As properly as his music, he was recognized for his starring position within the 1972 film “The Harder They Come,” during which he performs Ivan Martin, a younger man who strikes to the Jamaican capital, Kingston, to interrupt into the music trade however finally turns to crime as an alternative. That film and its soundtrack, for which Cliff wrote a number of songs, helped popularize reggae within the United States and made Cliff a star.
Cliff’s personal story bears some similarities to Martin’s. He was born James Chambers in 1944 in St. James Parish, western Jamaica, in the midst of a hurricane that destroyed his household dwelling. The second-youngest of eight kids, he grew up in poverty, singing in church and later taking the stage title (*81*) Cliff.
He moved to Kingston in 1961 and loved his first hit at simply 14, when his single “Hurricane Hattie” reached the highest of the Jamaican charts. He moved to London shortly afterward to advance his profession.
There, he recorded his first album, which included parts of R&B, earlier than returning to Jamaica. His work grew to become more and more in style.
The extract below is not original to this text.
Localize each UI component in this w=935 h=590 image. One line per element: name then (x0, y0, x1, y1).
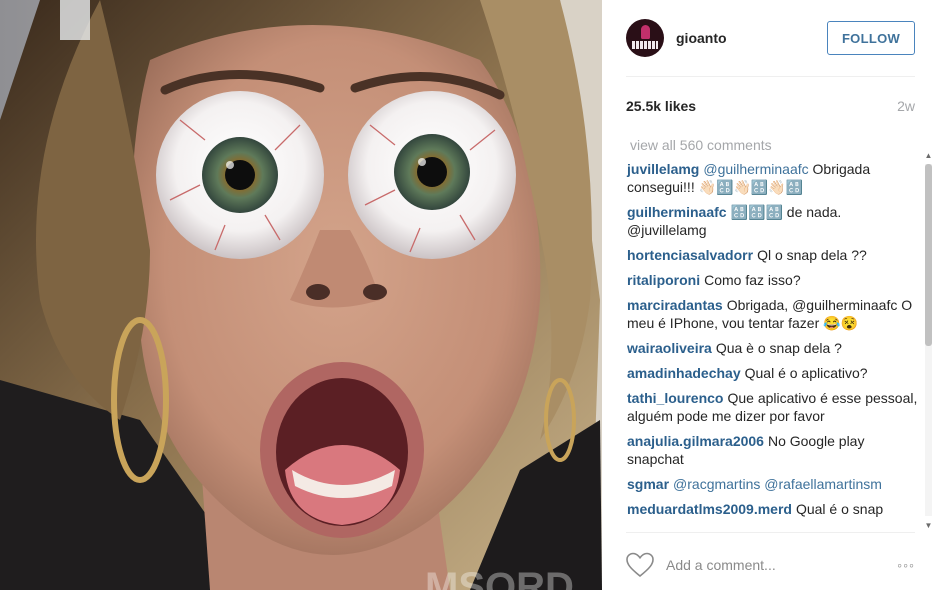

By 1970, he had three singles within the UK charts: “Wonderful World, Beautiful People,” “Vietnam” (which Bob Dylan known as the “best protest song ever written”) and a canopy of Cat Stevens’ “Wild World.”
He later labored with acts just like the Rolling Stones, Elvis Costello, Annie Lennox and Paul Simon, and recorded a monitor, “I Can See Clearly Now,” on the soundtrack of the 1993 film “Cool Runnings.”
Such was Cliff’s stature that Jamaican Prime Minister Andrew Holness paid tribute to him on X after his loss of life, remembering him as a “true cultural giant whose music carried the heart of our nation to the world.”
Correction: An earlier model of this story misstated the yr of Cliff’s beginning.